Synagogues / Temple Shaarey Zedek
Two distinctive North Buffalo congregations aligned with Conservative Judaism, came together to form Temple Shaarey Zedek in the later 1960s. Breaking ground in Getzville, near Rosary Hill College (later renamed Daemen College in 1976), the newly minted congregation set about closing their existing sites. Temple Emanu-El on Tacoma was sold first, but Temple Beth David-Ner Israel at Starin remained in use until a sanctuary was added in Getzville designed by Irwin Klein. The newly combined congregation of 775 members joined other congregations based wholly in the suburbs. Led by Dr. Rabbi Isaac Klein, previously of Temple Emanu-El, in his 15th year in the rabbinate in Buffalo, he was a highly respected figure within Conservative Judaism, as a leader and a halachic authority. Beloved by his congregation and students at JTS alike, he was also a founder facilitator for Kadimah School of Buffalo, that made its home at Shaarey Zedek intermittently. Many of the movements towards greater community wide religious observance could be traced back to Rabbi Klein’s influence. In 1970, however, due to health reasons he began to scale back his workload that also included summer teaching at JTS and the University of Judaism (now the American Jewish University in combination with the formerly the separate Brandeis-Bardin Institute). In 1972, he retired from the rabbinate and continued to work on several books including The Anguish and the Ecstasy of a Jewish Chaplain (1974), and his translation of The Code of Maimonides (Mishneh Torah): Book 7, The Book of Agriculture (1979) and his posthumous Guide to Jewish Religious Practice (1979), still used as a ready reference source.
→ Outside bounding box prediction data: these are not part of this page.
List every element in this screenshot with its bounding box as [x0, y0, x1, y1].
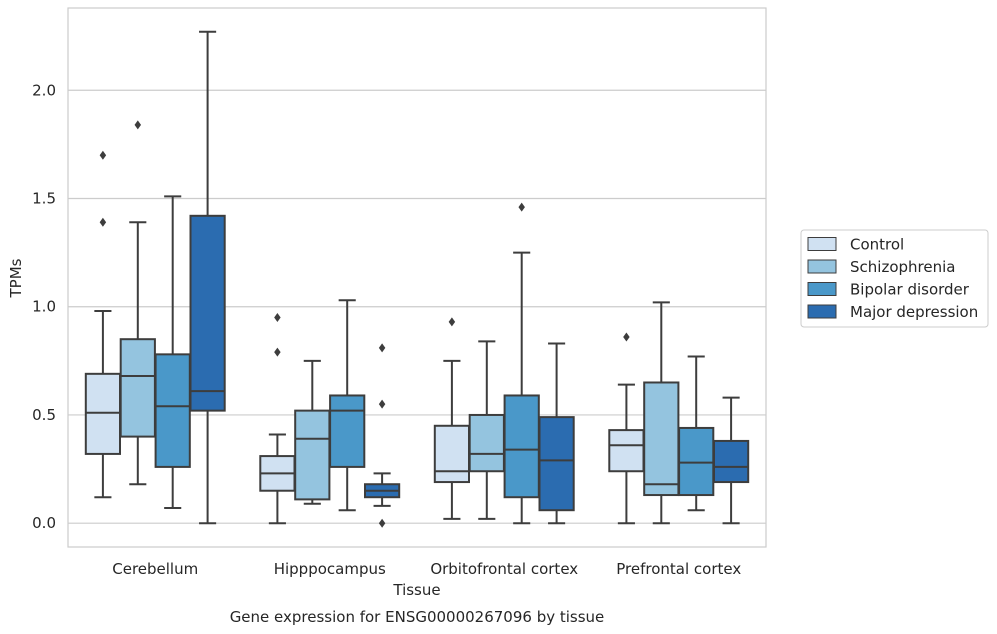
box-iqr — [678, 426, 715, 497]
box-plot — [294, 359, 331, 505]
y-tick-label: 1.5 — [32, 189, 56, 207]
box-iqr — [433, 424, 471, 484]
legend-frame — [800, 229, 989, 328]
box-plot — [643, 301, 680, 525]
box-iqr — [84, 372, 122, 455]
outlier-point — [378, 518, 386, 528]
y-axis-label: TPMs — [7, 258, 25, 298]
outlier-point — [274, 347, 281, 357]
box-plot — [678, 355, 715, 512]
x-axis-label: Tissue — [392, 581, 440, 599]
box-plot — [712, 396, 750, 525]
box-plot — [608, 332, 645, 525]
outlier-point — [518, 202, 525, 212]
x-tick-label: Hipppocampus — [274, 560, 386, 578]
box-plots — [84, 30, 750, 528]
legend-label: Schizophrenia — [850, 258, 955, 276]
legend-label: Control — [850, 236, 904, 254]
box-iqr — [189, 214, 226, 412]
x-tick-labels: Cerebellum Hipppocampus Orbitofrontal cort… — [112, 560, 741, 578]
y-tick-label: 0.0 — [32, 514, 56, 532]
legend-swatch — [807, 237, 837, 251]
legend-label: Bipolar disorder — [850, 281, 970, 299]
box-iqr — [468, 413, 505, 473]
legend-label: Major depression — [850, 303, 978, 321]
box-plot — [538, 342, 575, 525]
y-tick-label: 1.0 — [32, 298, 56, 316]
box-iqr — [154, 353, 191, 468]
outlier-point — [378, 343, 386, 353]
outlier-point — [274, 313, 281, 323]
box-iqr — [329, 394, 366, 468]
legend-swatch — [807, 304, 837, 319]
box-iqr — [294, 409, 331, 501]
x-tick-label: Prefrontal cortex — [616, 560, 741, 578]
outlier-point — [99, 150, 107, 160]
box-iqr — [643, 381, 680, 497]
box-plot — [189, 30, 226, 525]
box-plot — [433, 317, 471, 520]
x-tick-label: Cerebellum — [112, 560, 198, 578]
y-tick-label: 2.0 — [32, 81, 56, 99]
box-iqr — [608, 429, 645, 473]
box-plot — [363, 343, 401, 528]
y-tick-labels: 0.0 0.5 1.0 1.5 2.0 — [32, 81, 56, 532]
box-plot — [84, 150, 122, 499]
plot-frame — [67, 7, 767, 548]
legend: Control Schizophrenia Bipolar disorder Majo… — [800, 229, 989, 328]
outlier-point — [99, 217, 107, 227]
outlier-point — [623, 332, 630, 342]
outlier-point — [378, 399, 386, 409]
legend-swatch — [807, 259, 837, 274]
box-plot — [259, 313, 296, 525]
outlier-point — [448, 317, 456, 327]
box-iqr — [538, 416, 575, 512]
outlier-point — [134, 120, 142, 130]
box-iqr — [712, 439, 750, 484]
x-tick-label: Orbitofrontal cortex — [430, 560, 578, 578]
box-plot — [329, 299, 366, 512]
box-iqr — [503, 394, 540, 499]
legend-swatch — [807, 282, 837, 296]
chart-caption: Gene expression for ENSG00000267096 by t… — [230, 608, 605, 626]
box-plot — [503, 202, 540, 525]
box-iqr — [119, 338, 156, 438]
y-tick-label: 0.5 — [32, 406, 56, 424]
Over the next decade Temple Shaaray Zedek had a number of rabbinical leaders including Rabbi Sanford Shanblatt and Rabbi Shlomo Stern. During Rabbi Stern’s tenure the congregation celebrated groundbreaking in 1981 for a sanctuary with its dedication on December 4, 1982. By then the Religious School Director was Rabbi Shay Mintz, who ran a successful joint community High School program with students also drawn from Beth El and Temple Sinai. Educational joint ventures, either through venue rental or shared staffing, or cooperative planning was a significant thread. Early in 1970, Temple Shaarey Zedek had welcomed Kadimah kindergarten students to its building and continued to offer space to Kadimah intermittently. In the meantime the congregation’s own needs saw full utilization of the basement for youth groups and classrooms. Janet Adler, Elaine Altman, Ray Abramovitz, Judy Grossbard and Tish Schiffman served as religious school principals across this period. Separately the addition of a wing to the social hall expanded options.
In 1987, the congregation welcomed Cantor Mark Spindler. Trained at the Cantors’ Institute, at Yeshiva University, he had served both the Brothers of Israel in Trenton and Lake Hiawatha Jewish Center in New Jersey, when he accepted the role at Temple Shaarey Zedek. Twenty-five years later, on November 17, 2012 he celebrated his quarter century in the Cantorate in Temple Shaarey Zedek successor congregation: Temple Beth Tzedek. Around the same time that “Cantor Mark”, joined the team, Jerome Frank, longtime administrator was succeeded by Allan Werbow. He would provide a long period of steadiness over the next 30 plus years, including through the during the merger with Temple Beth El. In 1995, Temple Shaarey Zedek absorbed the kindergarten and Lower School while the Middle School made a home at the Jewish Community Center in Getzville. Later Leah Schneider, also a teacher at Kadimah, assumed the role of Religious School principal. Other changes within the temple included the commission of a mural, Jerusalem of Gold, designed by Irwin Mink, which filled the hallway between the social hall and the sanctuary. Jane Jacobsen, a stained-glass artist, created twelve glass mosaic pieces on the theme of the tribes of Israel for the sanctuary. During the 1990s, when Rabbi Eliot Marrus served as the spiritual leader, and Temple Shaarey Zedek returned to a greater involvement in Christian-Jewish interfaith work as Rabbi Marrus was appointed to the presidency of the Buffalo Area Metropolitan Ministries, a group of 23 religious communities.
In the 2000s, like many other congregations facing demographic change, Temple Shaarey Zedek voted to merge with another Conservative synagogue to stabilize its membership numbers. Synagogue members celebrated their fortieth anniversary in June 2008, just a few weeks after a joint vote with Temple Beth El where congregants in each temple agreed to a merge to form Temple Beth Tzedek.